1) Utility sink is between the office wall and the poarts washer, under the distiller. Just one from Home Depot, but one of the smaller ones.

2) GREAT wife. The garage, and the cars. 

3) Eagle Equipment (www.eagleequip.com). It is their MX-9A, which is an assymetrical lift, so you can open the car doors safely when it is on the lift. I have semi custom arms to handle lowered cars (if someone gets a lift I have a second set of front arms due to some screwups).

This is also a clear floor one, so that there is no hump on the floor, but it does require a slightly higher ceiling.

If you call Eagle, extension 116 and talk to Steve Tacchi. Tell him I sent you.
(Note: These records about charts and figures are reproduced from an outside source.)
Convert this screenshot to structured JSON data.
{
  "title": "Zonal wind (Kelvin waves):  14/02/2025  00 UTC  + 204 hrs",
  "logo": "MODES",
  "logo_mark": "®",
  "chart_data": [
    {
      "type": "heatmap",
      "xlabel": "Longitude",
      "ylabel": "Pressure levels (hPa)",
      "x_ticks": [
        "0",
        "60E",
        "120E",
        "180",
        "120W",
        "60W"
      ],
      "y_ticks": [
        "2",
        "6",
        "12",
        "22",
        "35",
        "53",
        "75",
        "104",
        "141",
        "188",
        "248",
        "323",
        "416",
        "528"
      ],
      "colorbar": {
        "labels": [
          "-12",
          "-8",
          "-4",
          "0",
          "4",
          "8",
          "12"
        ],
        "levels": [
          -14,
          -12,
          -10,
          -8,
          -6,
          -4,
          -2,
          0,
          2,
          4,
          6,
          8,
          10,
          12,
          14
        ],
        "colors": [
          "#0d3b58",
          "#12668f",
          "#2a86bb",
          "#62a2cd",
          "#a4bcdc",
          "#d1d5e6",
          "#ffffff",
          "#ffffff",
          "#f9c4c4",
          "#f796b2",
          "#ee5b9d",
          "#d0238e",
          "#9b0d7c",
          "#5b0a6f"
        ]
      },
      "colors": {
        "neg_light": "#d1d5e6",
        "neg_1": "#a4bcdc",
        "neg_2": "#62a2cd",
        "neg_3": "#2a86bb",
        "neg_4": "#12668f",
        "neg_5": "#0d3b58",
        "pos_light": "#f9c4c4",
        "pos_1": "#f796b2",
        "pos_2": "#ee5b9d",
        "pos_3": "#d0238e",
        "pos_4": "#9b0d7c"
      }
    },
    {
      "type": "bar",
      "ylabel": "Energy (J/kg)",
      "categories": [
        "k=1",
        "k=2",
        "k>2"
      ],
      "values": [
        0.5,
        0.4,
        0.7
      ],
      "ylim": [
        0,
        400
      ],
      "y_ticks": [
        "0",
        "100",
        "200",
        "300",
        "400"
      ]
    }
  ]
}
4) Fujimi E30 M3 kit, of course, what would you expect?  And above that is a German Revell M Coupe kit. And most of the kits are still in the house. I probably have more than a 100 kits, about half cars, half airplanes. Including several Tamiya 1/12 F1 cars, Fujimi Enthusiest Ferrari kits, 1/24 rallye cars, 1/8 scale MPC 427 Cobra (actully two of those), GT-40s, Porsches, etc. 

The office is getting a work surface to the right of the door for model building.


----------



## bren (Jul 1, 2002)

Pinecone said:


> Yeah, it is funny how many new friends you can get with a garage like this.


This might help your popularity also


----------



## Toast (Jan 9, 2002)

Pinecone said:


> ....
> 
> 4) Fujimi E30 M3 kit, of course, what would you expect?  And above that is a German Revell M Coupe kit. And most of the kits are still in the house. I probably have more than a 100 kits, about half cars, half airplanes. Including several Tamiya 1/12 F1 cars, Fujimi Enthusiest Ferrari kits, 1/24 rallye cars, 1/8 scale MPC 427 Cobra (actully two of those), GT-40s, Porsches, etc.
> 
> The office is getting a work surface to the right of the door for model building.


Interested in selling a few of those to me? :bigpimp:


----------



## Pinecone (Apr 3, 2002)

No sale on the kits. But they come up for sale on eBay every so often. In fact a large number of them have come up.

Actually I am putting together a buy of the M Coupe kit over in the Z3 board. Also I may have ended up with a couple duplicate Fujimi Enthusiest Ferrari street car kits.


----------



## Randy Forbes (Apr 1, 2002)

Nick325xiT 5spd said:


> :jawdrop:
> 
> You have no idea how much I envy you.


My sentiments exactly.

Gee Terry, we even have the same air compressor.

Nice job, gives me something to aspire too!

BTW, as soon as Sue sees this, she'll hate you...


----------



## Pinecone (Apr 3, 2002)

Randy Forbes said:


> My sentiments exactly.
> 
> Gee Terry, we even have the same air compressor.
> 
> ...


Hey, all it takes is time and money. 

Tell her you want one for your birthday.


----------



## copter (Jan 26, 2004)

*Garage Photos*

:thumbup:


----------



## lip277 (Jan 7, 2002)

Cool set-up you've got.... 
I'm in progress on configurating my garage presently. I have seperate three and a two car buildings that I need to get cabinets and storage going on.....

Question for you...

What cabinets did you install? I've been looking in HD and Lowe's and really have not found anything I'd like to get.

There are the white melamine type cabinets that look similar to what you show but ... Just curious what you installed.

Thanks


----------



## Pinecone (Apr 3, 2002)

I put in the Mills Pride Utility cabinets in the shop area. From Home Depot in the shelving and storage section.

In the office they are Mills Pride Kitchen cabinets.


----------



## lip277 (Jan 7, 2002)

Pinecone said:


> I put in the Mills Pride Utility cabinets in the shop area. From Home Depot in the shelving and storage section.
> 
> In the office they are Mills Pride Kitchen cabinets.


Ummm...

I'll have to take another look at them. Thanks for the info-


----------